Après le lancement remarqué de la Guilia, élue voiture de l’année, Alfa Romeo poursuit sa renaissance avec l’arrivée du premier SUV de son histoire : le Stelvio qui porte le nom du plus haut col de montagne italien.

Sur un marché très porteur où la concurrence est féroce – Audi Q5, BMW X3, Jaguar F-Pace, le Stelvio veut se faire une place tout en haut de la montagne. Pour atteindre le sommet, Alfa Romeo propose un véhicule très bien équipé dés le modèle de base et se place toujours moins cher que ses rivaux. La gamme débute par la finition « Stelvio » de série, qui comprend déjà beaucoup d’équipements, dont le système anti-collision, l’alerte de franchissement de ligne, les jantes en alliage 17 pouces, le frein de parking électrique, l’ouverture du hayon à commande électrique, la climatisation automatique bi-zone, le volant cuir intégrant le bouton de démarrage type Ferrari, le système multimédia UConnect…

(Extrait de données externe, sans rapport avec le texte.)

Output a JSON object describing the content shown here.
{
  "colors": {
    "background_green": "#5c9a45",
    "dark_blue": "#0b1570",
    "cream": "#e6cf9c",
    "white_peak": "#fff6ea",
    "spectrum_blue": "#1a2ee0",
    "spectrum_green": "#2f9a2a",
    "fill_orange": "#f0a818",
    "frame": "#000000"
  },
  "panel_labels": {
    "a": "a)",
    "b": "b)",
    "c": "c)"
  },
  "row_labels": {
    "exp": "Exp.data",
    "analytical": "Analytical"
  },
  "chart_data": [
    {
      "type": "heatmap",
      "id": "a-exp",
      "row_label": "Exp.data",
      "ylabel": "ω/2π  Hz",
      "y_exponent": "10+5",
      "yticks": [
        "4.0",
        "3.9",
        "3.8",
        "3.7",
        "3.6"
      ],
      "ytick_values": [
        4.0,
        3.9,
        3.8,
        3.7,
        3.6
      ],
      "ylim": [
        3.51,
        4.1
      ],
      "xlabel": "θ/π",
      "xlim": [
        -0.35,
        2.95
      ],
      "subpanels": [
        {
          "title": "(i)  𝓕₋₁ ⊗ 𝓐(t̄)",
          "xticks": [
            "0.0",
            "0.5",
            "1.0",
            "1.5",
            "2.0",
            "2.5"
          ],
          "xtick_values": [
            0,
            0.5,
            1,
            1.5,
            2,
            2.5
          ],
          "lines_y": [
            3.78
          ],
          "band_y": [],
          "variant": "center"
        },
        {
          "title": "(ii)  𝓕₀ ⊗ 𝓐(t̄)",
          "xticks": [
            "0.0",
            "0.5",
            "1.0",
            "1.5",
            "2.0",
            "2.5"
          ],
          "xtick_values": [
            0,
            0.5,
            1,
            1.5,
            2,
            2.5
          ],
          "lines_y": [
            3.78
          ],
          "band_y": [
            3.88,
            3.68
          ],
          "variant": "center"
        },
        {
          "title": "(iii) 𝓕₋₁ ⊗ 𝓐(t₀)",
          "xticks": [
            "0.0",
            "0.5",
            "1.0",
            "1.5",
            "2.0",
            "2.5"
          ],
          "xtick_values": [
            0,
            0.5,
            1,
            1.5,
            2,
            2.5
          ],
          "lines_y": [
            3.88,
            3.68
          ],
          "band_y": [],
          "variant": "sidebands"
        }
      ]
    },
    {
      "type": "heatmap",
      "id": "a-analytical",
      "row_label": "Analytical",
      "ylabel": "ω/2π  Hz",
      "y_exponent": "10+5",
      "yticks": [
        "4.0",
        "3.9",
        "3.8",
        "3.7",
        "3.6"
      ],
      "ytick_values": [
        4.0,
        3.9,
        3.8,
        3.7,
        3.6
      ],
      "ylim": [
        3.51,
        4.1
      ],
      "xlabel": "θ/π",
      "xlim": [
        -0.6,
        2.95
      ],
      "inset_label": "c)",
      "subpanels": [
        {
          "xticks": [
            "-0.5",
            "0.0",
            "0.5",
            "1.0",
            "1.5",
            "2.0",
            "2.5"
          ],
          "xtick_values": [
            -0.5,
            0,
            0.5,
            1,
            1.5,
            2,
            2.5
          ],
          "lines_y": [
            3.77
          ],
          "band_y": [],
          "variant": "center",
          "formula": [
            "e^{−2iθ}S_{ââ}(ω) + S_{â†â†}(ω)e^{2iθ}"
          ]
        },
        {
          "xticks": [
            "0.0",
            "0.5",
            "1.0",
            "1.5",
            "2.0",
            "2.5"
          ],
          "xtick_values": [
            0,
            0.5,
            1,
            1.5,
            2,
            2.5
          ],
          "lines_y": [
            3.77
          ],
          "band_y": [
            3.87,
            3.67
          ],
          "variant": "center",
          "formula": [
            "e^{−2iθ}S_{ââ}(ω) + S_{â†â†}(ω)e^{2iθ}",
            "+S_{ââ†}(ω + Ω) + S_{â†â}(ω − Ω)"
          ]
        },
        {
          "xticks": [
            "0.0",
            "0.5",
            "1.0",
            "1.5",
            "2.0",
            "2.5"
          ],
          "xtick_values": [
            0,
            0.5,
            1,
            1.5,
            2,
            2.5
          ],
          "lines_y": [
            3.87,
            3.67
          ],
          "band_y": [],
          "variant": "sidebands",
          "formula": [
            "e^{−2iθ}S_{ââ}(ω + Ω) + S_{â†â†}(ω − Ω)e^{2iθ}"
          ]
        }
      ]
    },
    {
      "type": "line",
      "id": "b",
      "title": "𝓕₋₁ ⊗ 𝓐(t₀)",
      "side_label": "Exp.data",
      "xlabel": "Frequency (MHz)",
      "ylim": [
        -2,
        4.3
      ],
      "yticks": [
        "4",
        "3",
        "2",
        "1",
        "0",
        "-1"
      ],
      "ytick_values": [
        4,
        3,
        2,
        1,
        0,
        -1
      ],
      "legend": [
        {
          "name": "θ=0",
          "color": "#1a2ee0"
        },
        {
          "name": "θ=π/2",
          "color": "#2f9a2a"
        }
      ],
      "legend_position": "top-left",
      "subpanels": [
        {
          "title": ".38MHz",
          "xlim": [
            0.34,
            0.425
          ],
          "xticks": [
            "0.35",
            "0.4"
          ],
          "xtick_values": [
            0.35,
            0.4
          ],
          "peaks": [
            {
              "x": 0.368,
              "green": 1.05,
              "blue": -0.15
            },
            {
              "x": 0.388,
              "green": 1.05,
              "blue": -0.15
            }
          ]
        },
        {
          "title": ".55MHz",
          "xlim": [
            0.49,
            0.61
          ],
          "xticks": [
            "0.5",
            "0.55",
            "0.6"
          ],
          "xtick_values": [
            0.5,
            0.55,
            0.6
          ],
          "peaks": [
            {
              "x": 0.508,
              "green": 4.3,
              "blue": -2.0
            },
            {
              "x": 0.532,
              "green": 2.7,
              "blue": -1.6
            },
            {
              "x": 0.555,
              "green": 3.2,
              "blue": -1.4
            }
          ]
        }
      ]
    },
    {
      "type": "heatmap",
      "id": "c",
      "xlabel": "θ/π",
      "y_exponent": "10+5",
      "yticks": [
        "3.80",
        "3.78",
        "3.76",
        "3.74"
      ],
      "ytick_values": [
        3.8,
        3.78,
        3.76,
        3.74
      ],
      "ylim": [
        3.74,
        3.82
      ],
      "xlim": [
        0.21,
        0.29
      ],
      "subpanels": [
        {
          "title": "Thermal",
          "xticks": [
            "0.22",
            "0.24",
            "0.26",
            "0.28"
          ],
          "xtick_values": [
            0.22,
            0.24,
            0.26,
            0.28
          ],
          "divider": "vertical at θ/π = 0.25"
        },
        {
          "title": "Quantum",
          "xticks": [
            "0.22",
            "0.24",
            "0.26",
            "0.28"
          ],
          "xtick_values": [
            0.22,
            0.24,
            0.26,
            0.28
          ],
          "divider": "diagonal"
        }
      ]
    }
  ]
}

La finition « Super » offre, en plus, la navigation, le radar de recul, les rétroviseurs extérieurs rabattables électriquement… La version haut de gamme « Lusso », spécifique au marché français, est équipée du régulateur de vitesse adaptatif, du détecteur d’angles morts, de la caméra de recul, des sièges cuir électriques…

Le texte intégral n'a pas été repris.